Sunday, August 05, 2007

Gulf Shores - Resort Rentals Robust

Published by the Mobile Press Register
Resort rentals robust
Sunday, August 05, 2007
By KATHY JUMPERReal Estate Editor

Today, Marie Curren is likely operating the elevators at the 72-unit Phoenix IV condominium in Gulf Shores.
Her real job is marketing manager for Brett-Robinson, but this is one of the busiest check-in days for the real estate company's 1,943 rental units. There are 1,000 families arriving at the firm's 16 condo complexes to spend the last week at the beach before schools start.
"What's interesting is that we have 890 back-to-backs," she said. That means a total of 890 units will have guests checking out at 11 a.m., and guests arriving to stay in those units at 3 p.m.
To keep the cleaning crews on schedule and sane, and make sure guests are happy, all of Brett-Robinson's managers are pitching in to make the day go smoothly.
"We have a 97 percent occupancy, and that's about as good as you can get," Curren said.
Though condo sales have been slow, the resort rental market has seen occupancy rates in the high 90s this summer, according to rental managers.
Taxable lodging rentals reached $57.1 million for spring 2007, a $1.3 million increase over 2004's $55.8 million during the same months, according to the Alabama Gulf Coast Convention and Visitors Bureau's June report. The taxable lodging rentals in June were 30 percent higher than in the same month last year, and up 24 percent over June 2004, which was a record-setting year, said Herb Malone, president of the Gulf Coast CVB.
"That gives you an idea of what kind of summer we're having," he said. "We expect the July numbers to be even better. People are coming down in droves."
"If you can't sell it, rent it" has been a mantra for owners and Realtors since Hurricane Katrina hit two years ago. The for-sale condo inventory has averaged 3,000 units for more than a year. While renting won't pay the mortgage, it will offset some costs, agents say.
"People ask us about rental histories all the time, and we tell them the past is a good indicator of the future," said Buzz Farias of the Pro Team at REMAX of Gulf Shores. "But nobody has a guarantee."
How much rental income a condo unit will generate depends on several factors. The first two are location -- or is the unit directly on the beach -- and how much it costs to rent for a week.

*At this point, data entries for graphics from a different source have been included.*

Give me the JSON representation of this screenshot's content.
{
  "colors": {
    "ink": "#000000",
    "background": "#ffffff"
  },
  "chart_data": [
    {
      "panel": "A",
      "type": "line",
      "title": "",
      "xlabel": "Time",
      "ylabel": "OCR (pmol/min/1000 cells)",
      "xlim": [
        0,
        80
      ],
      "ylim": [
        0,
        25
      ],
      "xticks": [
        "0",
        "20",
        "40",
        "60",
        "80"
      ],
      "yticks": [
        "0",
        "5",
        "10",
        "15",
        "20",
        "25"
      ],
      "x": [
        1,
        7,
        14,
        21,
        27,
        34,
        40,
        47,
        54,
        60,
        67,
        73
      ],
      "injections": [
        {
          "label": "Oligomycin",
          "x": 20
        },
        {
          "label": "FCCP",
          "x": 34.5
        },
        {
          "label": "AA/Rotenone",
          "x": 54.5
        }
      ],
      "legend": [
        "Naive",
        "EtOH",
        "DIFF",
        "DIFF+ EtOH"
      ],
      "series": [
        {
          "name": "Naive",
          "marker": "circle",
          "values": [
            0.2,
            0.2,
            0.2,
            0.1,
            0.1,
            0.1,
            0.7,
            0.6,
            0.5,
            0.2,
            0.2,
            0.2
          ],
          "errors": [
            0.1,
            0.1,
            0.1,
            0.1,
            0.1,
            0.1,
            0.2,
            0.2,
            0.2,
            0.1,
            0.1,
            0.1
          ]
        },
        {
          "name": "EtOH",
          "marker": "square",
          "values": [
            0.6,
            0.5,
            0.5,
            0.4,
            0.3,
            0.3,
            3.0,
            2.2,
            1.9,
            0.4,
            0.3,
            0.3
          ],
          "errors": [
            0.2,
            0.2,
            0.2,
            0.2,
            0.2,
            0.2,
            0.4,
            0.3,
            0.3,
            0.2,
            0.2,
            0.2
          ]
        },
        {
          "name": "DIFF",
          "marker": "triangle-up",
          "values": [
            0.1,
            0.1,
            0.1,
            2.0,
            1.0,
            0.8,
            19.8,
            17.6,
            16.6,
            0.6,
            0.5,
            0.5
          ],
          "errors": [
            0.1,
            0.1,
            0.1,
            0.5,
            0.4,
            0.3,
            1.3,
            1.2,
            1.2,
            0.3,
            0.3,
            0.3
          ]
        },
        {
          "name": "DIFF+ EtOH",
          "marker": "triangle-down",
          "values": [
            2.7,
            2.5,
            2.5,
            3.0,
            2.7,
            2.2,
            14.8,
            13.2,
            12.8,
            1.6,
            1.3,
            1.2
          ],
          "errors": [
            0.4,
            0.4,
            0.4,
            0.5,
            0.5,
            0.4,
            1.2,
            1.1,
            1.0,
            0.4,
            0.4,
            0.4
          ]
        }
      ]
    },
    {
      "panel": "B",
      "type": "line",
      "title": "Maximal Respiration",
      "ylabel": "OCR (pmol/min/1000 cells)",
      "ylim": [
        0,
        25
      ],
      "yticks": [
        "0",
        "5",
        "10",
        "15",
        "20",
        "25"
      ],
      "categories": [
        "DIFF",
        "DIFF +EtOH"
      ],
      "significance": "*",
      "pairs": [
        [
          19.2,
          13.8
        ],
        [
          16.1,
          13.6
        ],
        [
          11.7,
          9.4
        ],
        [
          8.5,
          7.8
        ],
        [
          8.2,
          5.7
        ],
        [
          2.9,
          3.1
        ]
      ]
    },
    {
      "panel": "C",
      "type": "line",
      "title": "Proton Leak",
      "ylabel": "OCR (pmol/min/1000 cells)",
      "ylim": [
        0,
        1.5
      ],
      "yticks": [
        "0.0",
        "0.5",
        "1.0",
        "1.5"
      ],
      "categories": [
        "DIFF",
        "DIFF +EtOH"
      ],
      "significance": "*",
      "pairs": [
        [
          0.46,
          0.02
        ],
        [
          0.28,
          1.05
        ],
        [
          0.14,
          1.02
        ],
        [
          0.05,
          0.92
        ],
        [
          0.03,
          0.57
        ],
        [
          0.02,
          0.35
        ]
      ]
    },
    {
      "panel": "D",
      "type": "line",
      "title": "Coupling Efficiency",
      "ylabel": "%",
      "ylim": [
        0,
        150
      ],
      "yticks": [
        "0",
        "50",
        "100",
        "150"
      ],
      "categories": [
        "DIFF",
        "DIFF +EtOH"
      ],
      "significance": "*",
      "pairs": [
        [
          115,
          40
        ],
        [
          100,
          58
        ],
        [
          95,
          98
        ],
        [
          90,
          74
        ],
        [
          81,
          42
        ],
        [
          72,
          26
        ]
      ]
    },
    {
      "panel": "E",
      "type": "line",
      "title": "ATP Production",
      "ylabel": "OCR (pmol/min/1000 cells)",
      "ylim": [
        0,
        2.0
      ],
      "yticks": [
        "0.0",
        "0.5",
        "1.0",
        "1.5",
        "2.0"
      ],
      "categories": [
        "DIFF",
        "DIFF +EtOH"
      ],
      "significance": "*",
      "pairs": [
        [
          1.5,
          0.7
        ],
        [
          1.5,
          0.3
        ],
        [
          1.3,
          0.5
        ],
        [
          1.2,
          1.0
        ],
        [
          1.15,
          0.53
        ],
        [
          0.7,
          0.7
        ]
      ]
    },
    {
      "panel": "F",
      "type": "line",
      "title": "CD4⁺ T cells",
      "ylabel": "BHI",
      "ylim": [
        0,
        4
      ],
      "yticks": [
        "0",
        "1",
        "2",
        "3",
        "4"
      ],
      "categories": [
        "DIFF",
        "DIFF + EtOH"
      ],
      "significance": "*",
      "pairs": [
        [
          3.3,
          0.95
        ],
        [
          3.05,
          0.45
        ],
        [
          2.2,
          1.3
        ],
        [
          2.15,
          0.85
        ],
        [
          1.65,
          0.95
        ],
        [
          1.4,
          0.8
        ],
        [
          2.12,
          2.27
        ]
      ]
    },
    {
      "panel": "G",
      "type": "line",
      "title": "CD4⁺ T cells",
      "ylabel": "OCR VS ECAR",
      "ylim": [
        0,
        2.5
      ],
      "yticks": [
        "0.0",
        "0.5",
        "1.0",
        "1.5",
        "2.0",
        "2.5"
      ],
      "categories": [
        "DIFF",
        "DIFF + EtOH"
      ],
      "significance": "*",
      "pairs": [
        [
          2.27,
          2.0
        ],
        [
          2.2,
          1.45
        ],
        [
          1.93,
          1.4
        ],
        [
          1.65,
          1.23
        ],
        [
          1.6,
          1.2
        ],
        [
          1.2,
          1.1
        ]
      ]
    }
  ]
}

"Renters want as many bells and whistles they can get for as cheap as they can get it," Farias said.
The rental income projections are based on how much the unit costs, as well as the fees such as telephone, association dues, property taxes, content
insurance and management fees, he said.
Meyer Real Estate's sales team is "very conservative" with its rental income projections, according to Sarah Kuzma of Meyer in Gulf Shores, which manages more than 2,000 condos and some 300 beach houses on the Alabama coast and Perdido Key, Fla.
The rental estimates are based on 10 weeks of revenue in the summer, three weeks in the spring, two weeks in the fall and a month or more in the winter or snowbird season, according to Kuzma. The rental rates depend on the season, with peak summer time commanding the highest rates, agents say.

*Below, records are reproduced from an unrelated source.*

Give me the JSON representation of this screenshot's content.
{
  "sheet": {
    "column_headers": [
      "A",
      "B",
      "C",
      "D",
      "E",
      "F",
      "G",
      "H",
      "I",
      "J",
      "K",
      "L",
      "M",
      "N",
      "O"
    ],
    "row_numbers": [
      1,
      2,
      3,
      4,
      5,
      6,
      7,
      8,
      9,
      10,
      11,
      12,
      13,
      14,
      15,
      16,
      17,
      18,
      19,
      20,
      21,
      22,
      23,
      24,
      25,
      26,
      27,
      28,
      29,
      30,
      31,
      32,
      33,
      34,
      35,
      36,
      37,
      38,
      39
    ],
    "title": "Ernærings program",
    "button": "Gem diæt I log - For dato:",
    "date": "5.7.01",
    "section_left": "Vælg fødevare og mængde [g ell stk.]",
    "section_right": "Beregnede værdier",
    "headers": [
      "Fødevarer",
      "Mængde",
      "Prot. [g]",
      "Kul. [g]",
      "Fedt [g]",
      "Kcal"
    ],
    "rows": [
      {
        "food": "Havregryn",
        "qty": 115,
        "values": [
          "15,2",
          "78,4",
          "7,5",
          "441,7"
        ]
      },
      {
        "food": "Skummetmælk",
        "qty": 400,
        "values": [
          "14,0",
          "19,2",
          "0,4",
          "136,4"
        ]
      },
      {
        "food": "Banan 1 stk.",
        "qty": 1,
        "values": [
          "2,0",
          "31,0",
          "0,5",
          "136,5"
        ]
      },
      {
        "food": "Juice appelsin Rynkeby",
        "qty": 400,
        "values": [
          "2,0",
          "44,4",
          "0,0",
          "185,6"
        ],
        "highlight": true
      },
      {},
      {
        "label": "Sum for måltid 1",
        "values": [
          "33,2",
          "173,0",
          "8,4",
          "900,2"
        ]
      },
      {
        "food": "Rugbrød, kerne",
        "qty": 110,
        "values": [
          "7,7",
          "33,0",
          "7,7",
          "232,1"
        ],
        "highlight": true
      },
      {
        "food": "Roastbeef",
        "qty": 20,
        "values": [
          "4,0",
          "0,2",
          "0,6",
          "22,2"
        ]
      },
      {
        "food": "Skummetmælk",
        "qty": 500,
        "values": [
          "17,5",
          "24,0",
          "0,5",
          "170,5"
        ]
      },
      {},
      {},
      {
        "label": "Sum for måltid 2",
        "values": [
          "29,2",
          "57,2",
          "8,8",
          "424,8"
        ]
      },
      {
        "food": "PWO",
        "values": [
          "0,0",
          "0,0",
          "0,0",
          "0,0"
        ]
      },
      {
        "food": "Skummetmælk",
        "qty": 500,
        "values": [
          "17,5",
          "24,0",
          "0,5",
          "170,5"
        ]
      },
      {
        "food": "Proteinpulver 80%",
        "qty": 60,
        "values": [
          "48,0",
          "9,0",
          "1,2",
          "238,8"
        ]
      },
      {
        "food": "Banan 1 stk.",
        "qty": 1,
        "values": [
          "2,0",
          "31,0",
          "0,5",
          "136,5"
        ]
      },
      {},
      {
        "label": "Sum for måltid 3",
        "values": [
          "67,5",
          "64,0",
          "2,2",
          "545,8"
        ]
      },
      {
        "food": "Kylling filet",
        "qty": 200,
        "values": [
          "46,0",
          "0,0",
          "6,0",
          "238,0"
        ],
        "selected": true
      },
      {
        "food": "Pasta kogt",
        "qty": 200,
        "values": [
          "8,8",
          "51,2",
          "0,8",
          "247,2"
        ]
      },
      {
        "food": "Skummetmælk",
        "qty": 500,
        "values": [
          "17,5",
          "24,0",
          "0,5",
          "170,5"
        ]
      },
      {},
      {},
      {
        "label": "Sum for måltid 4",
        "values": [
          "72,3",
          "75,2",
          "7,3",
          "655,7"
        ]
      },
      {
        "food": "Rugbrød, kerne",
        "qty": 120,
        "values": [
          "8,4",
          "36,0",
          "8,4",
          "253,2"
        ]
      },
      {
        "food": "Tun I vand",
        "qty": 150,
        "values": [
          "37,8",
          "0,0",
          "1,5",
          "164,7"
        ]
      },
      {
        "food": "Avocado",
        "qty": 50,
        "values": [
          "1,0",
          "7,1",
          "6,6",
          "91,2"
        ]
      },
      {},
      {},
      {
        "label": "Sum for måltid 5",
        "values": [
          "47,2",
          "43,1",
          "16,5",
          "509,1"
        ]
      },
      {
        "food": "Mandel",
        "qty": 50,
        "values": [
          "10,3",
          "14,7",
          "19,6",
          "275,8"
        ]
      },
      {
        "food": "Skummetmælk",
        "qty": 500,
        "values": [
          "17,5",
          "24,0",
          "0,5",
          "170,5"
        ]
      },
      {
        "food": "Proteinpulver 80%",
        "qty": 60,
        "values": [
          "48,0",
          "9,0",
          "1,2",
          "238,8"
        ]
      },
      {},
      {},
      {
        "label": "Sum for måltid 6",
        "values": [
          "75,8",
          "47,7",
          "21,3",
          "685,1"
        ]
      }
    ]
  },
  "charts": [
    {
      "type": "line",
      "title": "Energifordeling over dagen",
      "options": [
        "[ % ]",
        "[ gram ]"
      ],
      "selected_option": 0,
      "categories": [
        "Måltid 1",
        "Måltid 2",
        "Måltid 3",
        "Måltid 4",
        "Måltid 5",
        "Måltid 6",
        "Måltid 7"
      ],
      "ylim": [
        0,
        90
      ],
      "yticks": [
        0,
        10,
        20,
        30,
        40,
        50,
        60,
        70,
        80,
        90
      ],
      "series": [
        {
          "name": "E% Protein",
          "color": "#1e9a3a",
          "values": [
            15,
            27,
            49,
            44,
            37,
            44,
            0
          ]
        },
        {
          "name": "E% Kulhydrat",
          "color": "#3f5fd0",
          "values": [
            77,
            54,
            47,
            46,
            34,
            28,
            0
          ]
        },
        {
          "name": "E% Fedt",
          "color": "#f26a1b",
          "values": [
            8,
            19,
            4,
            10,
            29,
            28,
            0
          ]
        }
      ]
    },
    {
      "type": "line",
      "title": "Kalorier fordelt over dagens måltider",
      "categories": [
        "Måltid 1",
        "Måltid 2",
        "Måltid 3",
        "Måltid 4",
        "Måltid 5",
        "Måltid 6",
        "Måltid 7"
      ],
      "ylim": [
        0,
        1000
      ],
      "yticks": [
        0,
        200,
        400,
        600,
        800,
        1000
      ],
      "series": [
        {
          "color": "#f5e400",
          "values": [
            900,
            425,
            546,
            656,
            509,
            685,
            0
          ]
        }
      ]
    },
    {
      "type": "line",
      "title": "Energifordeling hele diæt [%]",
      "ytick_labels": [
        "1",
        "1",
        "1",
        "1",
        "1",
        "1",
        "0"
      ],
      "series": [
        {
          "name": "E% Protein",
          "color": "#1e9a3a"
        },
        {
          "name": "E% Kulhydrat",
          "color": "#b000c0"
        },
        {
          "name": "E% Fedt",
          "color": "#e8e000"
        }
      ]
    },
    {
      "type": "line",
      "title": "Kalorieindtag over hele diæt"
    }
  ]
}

For example, a two-bedroom, two-bath Gulf-front unit at Island Royale in Gulf Shores rents for $1,590 a week during the summer, according to Meyer. The unit would bring in $25,160 a year in rental revenues as a conservative estimate, according to Kuzma.
Across the street from the beach, at the newly opened Crystal Tower, a two-bedroom, two-bath unit rents for $1,380 a week in the summer. The yearly rental revenues would be about $19,406, according to Kuzma. The new condo tower has an air conditioned walkway to the beach and a pool and gazebo on the sand.

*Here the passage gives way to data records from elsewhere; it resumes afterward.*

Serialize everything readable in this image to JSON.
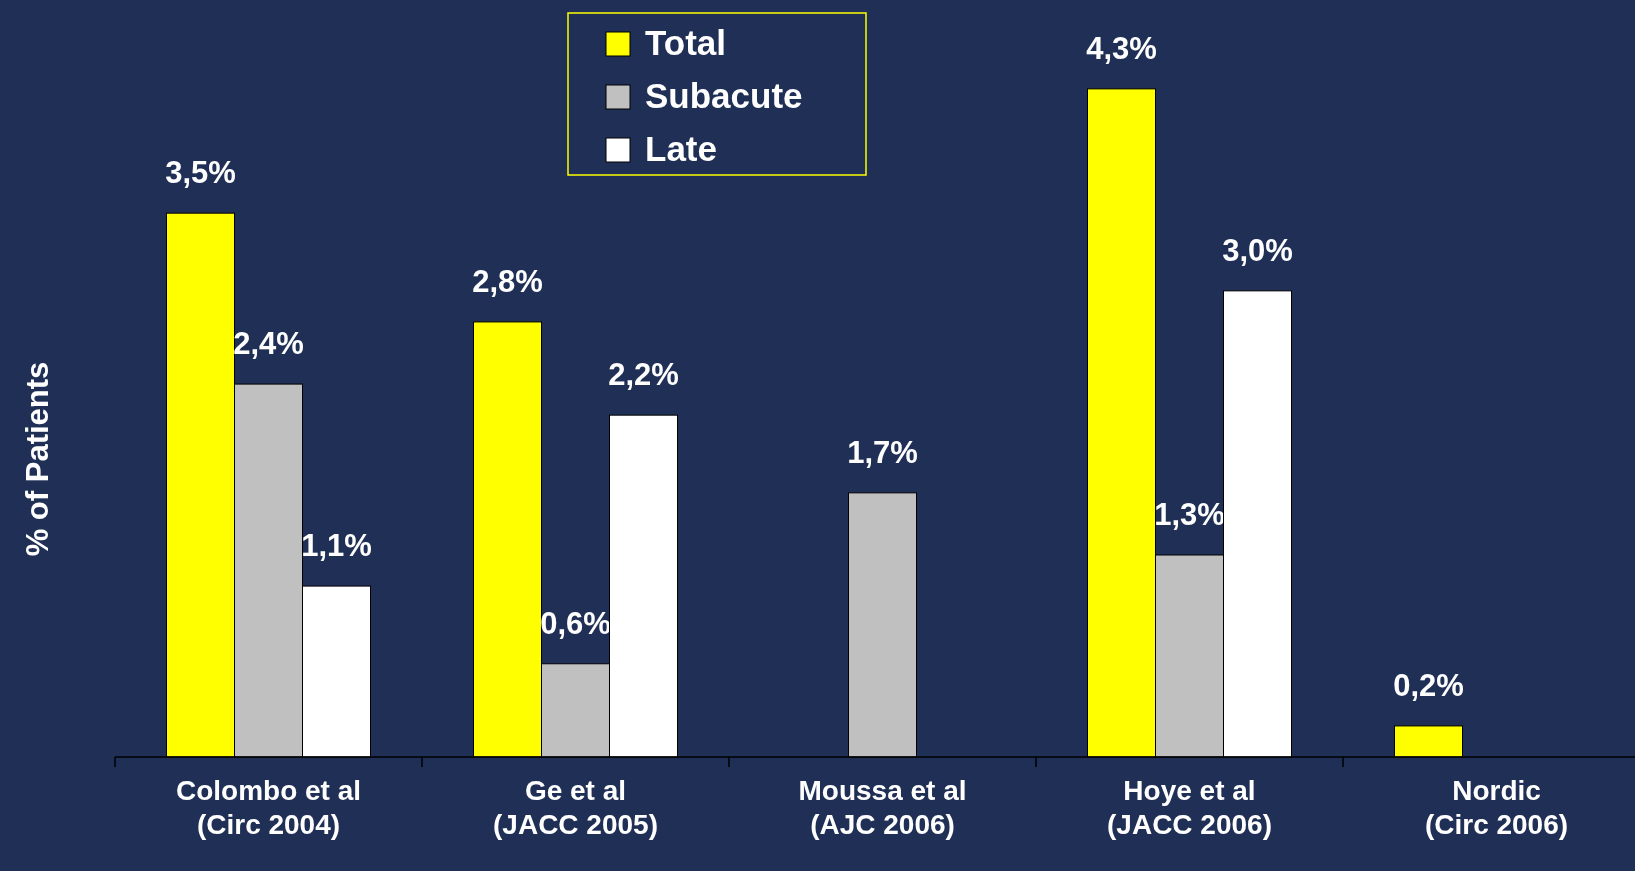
{
  "chart_data": {
    "type": "bar",
    "ylabel": "% of Patients",
    "categories": [
      "Colombo et al\n(Circ 2004)",
      "Ge et al\n(JACC 2005)",
      "Moussa et al\n(AJC 2006)",
      "Hoye et al\n(JACC 2006)",
      "Nordic\n(Circ 2006)"
    ],
    "series": [
      {
        "name": "Total",
        "color": "#ffff00",
        "values": [
          3.5,
          2.8,
          null,
          4.3,
          0.2
        ],
        "value_labels": [
          "3,5%",
          "2,8%",
          null,
          "4,3%",
          "0,2%"
        ]
      },
      {
        "name": "Subacute",
        "color": "#c0c0c0",
        "values": [
          2.4,
          0.6,
          1.7,
          1.3,
          null
        ],
        "value_labels": [
          "2,4%",
          "0,6%",
          "1,7%",
          "1,3%",
          null
        ]
      },
      {
        "name": "Late",
        "color": "#ffffff",
        "values": [
          1.1,
          2.2,
          null,
          3.0,
          null
        ],
        "value_labels": [
          "1,1%",
          "2,2%",
          null,
          "3,0%",
          null
        ]
      }
    ],
    "legend": "top"
  }
}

Brett-Robinson's rental staff, like many of the large firms at the beach, work on a commission basis, according to Curren. "Our pledge is that we will generate you as much income as we can."
Rental activity will drop off in August and pick back up for the Labor Day weekend, which ends this year on Sept. 3, according to Curren. Still, the Thunder on the Gulf boat race Aug. 18 and 19 has most of the rooms along the race course booked, she said. The National Shrimp Festival in Gulf Shores in October will bring crowds to the Gulf, followed by the arrival of the snowbirds in January and February.
The snowbird season could drop from three-month stays to one month in the near future, Kuzma said. "The generation that will replace current travelers will not stay put for three months at a time," she said. "We think it will be one month, if there are a lot of activities."
There are 1,636 hotel rooms and 13,169 condo units available for lease in Gulf Shores, Fort Morgan and Orange Beach, according to the CVB. Another 147 hotel rooms and 398 condo units are expected to come on line by the end of the year, Malone said.